« Revue de détail en forme de voyage intercontinental » par Télérama

Dans Télérama, en 1999, le maître de l´accordéon diatonique Marc Perrone s´enflammait : « Le soufflet se gonfle, se dégonfle, se tend. Il y a quelque chose qui est directement lié au « palpitant » de celui qui en joue. C´est une espèce d´interface entre l´intérieur et l´extérieur du corps. On peut étirer les sons, les raccourcir, on sent la musique entre ses deux mains, comme une matière vivante. » Fieffé bourlingueur, l´accordéon a essaimé ses flonflons tout autour de la planète.

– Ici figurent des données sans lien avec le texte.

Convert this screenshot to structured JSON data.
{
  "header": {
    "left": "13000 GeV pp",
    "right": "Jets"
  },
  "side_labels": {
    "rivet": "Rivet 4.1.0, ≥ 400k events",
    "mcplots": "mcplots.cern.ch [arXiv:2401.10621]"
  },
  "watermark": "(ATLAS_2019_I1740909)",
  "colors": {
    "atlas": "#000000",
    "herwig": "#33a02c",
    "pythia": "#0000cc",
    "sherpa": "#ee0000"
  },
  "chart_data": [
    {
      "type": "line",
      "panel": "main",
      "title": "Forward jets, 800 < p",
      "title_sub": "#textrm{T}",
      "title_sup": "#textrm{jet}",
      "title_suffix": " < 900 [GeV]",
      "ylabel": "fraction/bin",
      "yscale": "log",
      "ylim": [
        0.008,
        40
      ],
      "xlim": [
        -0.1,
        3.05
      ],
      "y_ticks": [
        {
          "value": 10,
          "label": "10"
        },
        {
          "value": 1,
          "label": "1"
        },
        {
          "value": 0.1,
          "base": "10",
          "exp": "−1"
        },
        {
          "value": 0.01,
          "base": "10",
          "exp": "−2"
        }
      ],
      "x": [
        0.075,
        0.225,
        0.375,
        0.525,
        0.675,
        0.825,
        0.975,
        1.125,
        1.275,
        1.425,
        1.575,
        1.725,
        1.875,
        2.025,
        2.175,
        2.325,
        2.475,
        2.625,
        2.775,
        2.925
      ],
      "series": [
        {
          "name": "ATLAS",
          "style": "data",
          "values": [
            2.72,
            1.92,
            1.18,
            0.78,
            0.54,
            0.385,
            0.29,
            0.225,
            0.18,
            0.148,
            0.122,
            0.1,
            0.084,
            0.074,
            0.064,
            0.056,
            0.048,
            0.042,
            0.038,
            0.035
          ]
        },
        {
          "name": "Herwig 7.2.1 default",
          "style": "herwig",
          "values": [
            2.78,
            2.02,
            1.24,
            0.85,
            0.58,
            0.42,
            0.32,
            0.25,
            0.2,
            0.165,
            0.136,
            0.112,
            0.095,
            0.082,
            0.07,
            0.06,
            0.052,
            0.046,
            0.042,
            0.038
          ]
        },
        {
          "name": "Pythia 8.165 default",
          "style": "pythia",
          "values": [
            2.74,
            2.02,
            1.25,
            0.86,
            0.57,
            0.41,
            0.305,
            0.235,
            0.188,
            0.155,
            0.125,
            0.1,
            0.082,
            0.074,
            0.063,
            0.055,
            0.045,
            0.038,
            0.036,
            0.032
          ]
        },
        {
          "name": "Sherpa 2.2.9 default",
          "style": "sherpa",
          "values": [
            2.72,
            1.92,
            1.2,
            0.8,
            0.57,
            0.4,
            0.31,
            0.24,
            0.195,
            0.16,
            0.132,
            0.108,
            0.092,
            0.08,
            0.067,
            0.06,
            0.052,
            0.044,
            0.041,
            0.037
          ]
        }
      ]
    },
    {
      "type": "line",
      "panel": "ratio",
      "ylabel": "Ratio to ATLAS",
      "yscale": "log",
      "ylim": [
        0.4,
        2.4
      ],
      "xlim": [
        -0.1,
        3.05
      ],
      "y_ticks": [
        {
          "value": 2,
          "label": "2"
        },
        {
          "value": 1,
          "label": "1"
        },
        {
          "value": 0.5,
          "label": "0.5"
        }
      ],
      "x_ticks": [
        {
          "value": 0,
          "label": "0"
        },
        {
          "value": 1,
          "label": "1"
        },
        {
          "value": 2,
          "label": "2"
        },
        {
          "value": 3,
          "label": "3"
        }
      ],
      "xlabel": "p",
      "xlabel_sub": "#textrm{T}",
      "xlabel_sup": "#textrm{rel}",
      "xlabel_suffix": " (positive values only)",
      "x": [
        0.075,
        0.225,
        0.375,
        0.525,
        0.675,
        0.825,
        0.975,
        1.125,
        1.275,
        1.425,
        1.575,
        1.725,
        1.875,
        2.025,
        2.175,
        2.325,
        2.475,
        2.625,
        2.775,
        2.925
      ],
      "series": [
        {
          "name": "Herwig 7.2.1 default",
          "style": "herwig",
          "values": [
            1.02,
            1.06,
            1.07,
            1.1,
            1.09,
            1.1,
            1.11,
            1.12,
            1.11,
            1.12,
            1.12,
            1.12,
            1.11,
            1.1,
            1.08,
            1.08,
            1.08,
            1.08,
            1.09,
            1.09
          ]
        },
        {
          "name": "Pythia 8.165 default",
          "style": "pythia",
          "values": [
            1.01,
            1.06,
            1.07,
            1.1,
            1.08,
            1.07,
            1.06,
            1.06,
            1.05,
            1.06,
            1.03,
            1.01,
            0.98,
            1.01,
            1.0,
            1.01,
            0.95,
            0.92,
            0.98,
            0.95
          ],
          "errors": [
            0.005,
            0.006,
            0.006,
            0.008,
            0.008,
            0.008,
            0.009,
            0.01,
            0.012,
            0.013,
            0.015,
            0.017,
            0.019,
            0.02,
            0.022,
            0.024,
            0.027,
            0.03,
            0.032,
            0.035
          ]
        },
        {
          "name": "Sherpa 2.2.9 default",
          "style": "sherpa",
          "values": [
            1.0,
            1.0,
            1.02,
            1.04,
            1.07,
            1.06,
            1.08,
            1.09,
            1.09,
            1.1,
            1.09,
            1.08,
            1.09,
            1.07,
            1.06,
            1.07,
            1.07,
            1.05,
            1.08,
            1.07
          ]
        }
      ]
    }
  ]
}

Il trône dans les bals pygmées, en pleine forêt camerounaise, où se dansent la valse et la mazurka. Il fait escale à Zanzibar, où sa java allume les langueurs épicées du « taarab ». Il trimbale ses plis et ses boutons jusqu´en Chine, où, fabriqué à la chaîne, il fait l´objet de cours d´initiation à la télé et accompagne… les défilés militaires. A l´encontre de la guitare et du piano, symboles de la bourgeoisie occidentale, le très prolétaire « dépliant à bretelles » fut même encensé par la Révolution culturelle. Scénario inverse en Europe, où le « piano du pauvre » a eu les pires difficultés à se remettre du soupçon de ringardise qui lui collait aux basques depuis l´explosion yè-yé. Il a repris du galon grâce aux Rita Mitsouko ou à Bernard Lubat. Ce ne fut pas sa seule bataille. Dès les années 30, un siècle après son invention par un Viennois, il s´est trouvé aux prises avec les tenants de la tradition, qui lui reprochaient d´écraser les vielles et les cornemuses sur son passage. « Pas cher, pas lourd et toujours juste », claironnaient les anciennes réclames. L´accordéon fut le premier instrument de l´ère industrielle. Construit en série, il s´est répandu de manière fulgurante grâce au train, à la sidérurgie, aux manufactures. Trimbalé dans les bagages des marins, des missionnaires et des colons, il a fécondé quelques-uns des genres musicaux les plus guincheurs. Revue de détail en forme de voyage intercontinental, du musette parisien au mbaqanga sud-africain, en passant par le forró brésilien et le funana capverdien.
Musette, chez nous :
Dans les « cafés-charbon » du début du XXe siècle se rencontrent les immigrés de l´époque, Auvergnats et Italiens. Le musette, le « folklore parisien » est né du télescopage de la cabrette des uns, et de l´accordéon des autres. Leur blues à trois temps se danse en couple, au grand dam des moralistes et des pudibonds. Des bas-fonds de la rue de Lappe (où « les filles de joie épousent des hommes de peine », disait Jo Privat) aux guinguettes du bord de Marne, l´accordéoniste est le roi de la fête populaire. Gouaille et poésie sont au rendez-vous, plus tard immortalisées par le cinéma.